I could go on but you get the point again I’m sure. Just like in good table design, good query design and tuning starts with the simple approach. Think about the very basic things you need to accomplish first, do that and then add the detail later. Try to use SQL that applies to the entire dataset, like GROUP BY, WHERE instead of using a udf or a SELECT in the SELECT statement.

Always try to pair the data down as much as possible before getting fancy.

Where to look for common problems

I usually consider this the last resort. If everything else above is done properly you shouldn’t have to dig farther down very often. But it will happen. And the problems are always side effects of what was not done above.

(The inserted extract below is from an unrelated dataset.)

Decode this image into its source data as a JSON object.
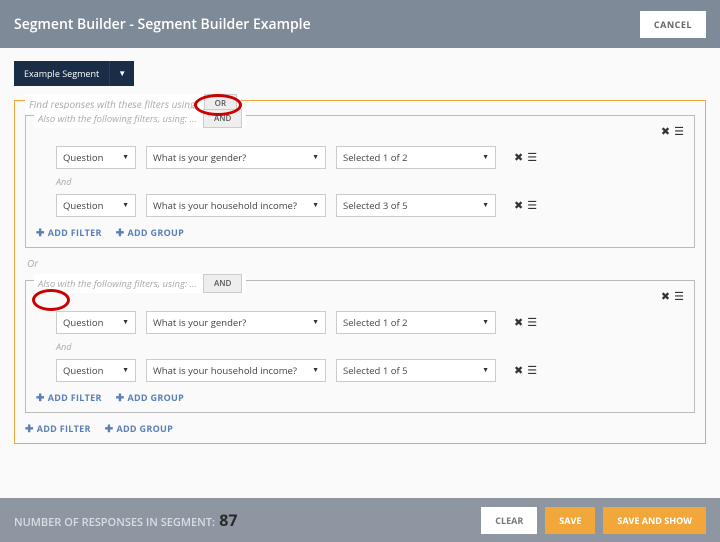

  • Check indexes first. Are you joining on some column with no index?
  • Are the index stats being updated?
  • Look for bad SQL. Do the joins and subqueries look reasonable?
  • Inspect the complex parts of the query. If something is complex it’s probably like that for a reason. Find out why.
  • Learn how to read query execution plans and stats. Some SQL query problems can only be solved by getting way more into the weeds than you want too. Yourself a year later will thank yourself that is doing it now.

Conclusion

SQL has always been near and dear to my heart, being on data warehousing teams is how I cut my teeth on working in IT. After years of working around data warehousing, business intelligence, watching software engineer’s struggle with database design and queries… while at the same time being the best programmers…. its become obvious to me that the simple things are what matters.

There are always cases where even the DBA’s have problems, that’s just life. But, most of the time sticking to the fundamentals will get you most of the way there.